Così come tra le tante bambole che mi venivano regalate , ce ne fu più di una con la pelle nera, da me amata particolarmente come nera fu la bambola che confezionai in panno lenci, per un’esercitazione scolastica, poi cucita con commovente pazienza dal mio caro papà …( non ho avuto mai manualità ed attitudine al cucito infatti pur essendo naturalmente creativa…).
Non giudicare e non contrastare ( specie slealmente) il pensiero altrui, ed eventualmente la relativa condotta, fu poi per me, cresciuta, fatto naturale per un imperativo etico introiettato e definitivamente assimilato, secondo quell’assoluto amore per la libertà che mia madre mi aveva inculcato come principio fondamentale di vita.

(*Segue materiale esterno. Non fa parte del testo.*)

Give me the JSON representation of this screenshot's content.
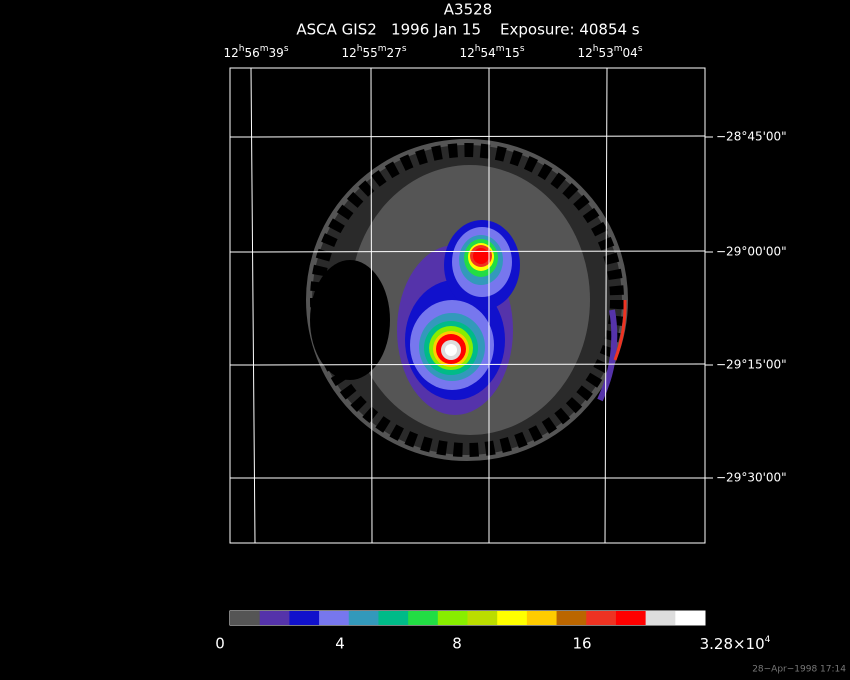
{
  "title": "A3528",
  "subtitle": "ASCA GIS2   1996 Jan 15    Exposure: 40854 s",
  "ra_labels": [
    [
      "12",
      "h",
      "56",
      "m",
      "39",
      "s"
    ],
    [
      "12",
      "h",
      "55",
      "m",
      "27",
      "s"
    ],
    [
      "12",
      "h",
      "54",
      "m",
      "15",
      "s"
    ],
    [
      "12",
      "h",
      "53",
      "m",
      "04",
      "s"
    ]
  ],
  "dec_labels": [
    "−28°45'00\"",
    "−29°00'00\"",
    "−29°15'00\"",
    "−29°30'00\""
  ],
  "colorbar": {
    "colors": [
      "#555555",
      "#5533aa",
      "#1111cc",
      "#7777ee",
      "#3399bb",
      "#00bb88",
      "#22dd44",
      "#88ee00",
      "#bbdd00",
      "#ffff00",
      "#ffcc00",
      "#bb6600",
      "#ee3322",
      "#ff0000",
      "#dddddd",
      "#ffffff"
    ],
    "labels": [
      "0",
      "4",
      "8",
      "16"
    ],
    "max_label": [
      "3.28×10",
      "4"
    ]
  },
  "timestamp": "28−Apr−1998 17:14"
}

Ciò che mi ha sempre portato a scelte personali convinte anche se difficili , che comunque ho difeso imperterrita come indiscutibili, osteggiata o incompresa spesso, come per me incomprensibile l”ottusità e la prepotenza di giudizio degli estranei.
Naturalmente tale mia apertura , che ho anche pagato a caro prezzo, accumulando “crediti”…, mi ha poi consentito negli studi compiuti, di taglio umanistico, una profonda comprensione degli autori letterari trattati e curiosità conoscitiva verso le ideologie filosofiche studiate, stimolandomi al confronto.
Credo che una buona educazione e una viva curiosità intellettiva siano fondamentali , come dici, per alimentare l’empatia che nasce però fondamentalmente sulla base di una viva sensibilità allenata all’ideale di libertà esistenziale.
Grazie, Flavio. Ancora una volta ci hai indotto a riflettere con il tuo interessante articolo.Buon inizio di giornata,
A più tardi, alla prossima pagina. Mariangela.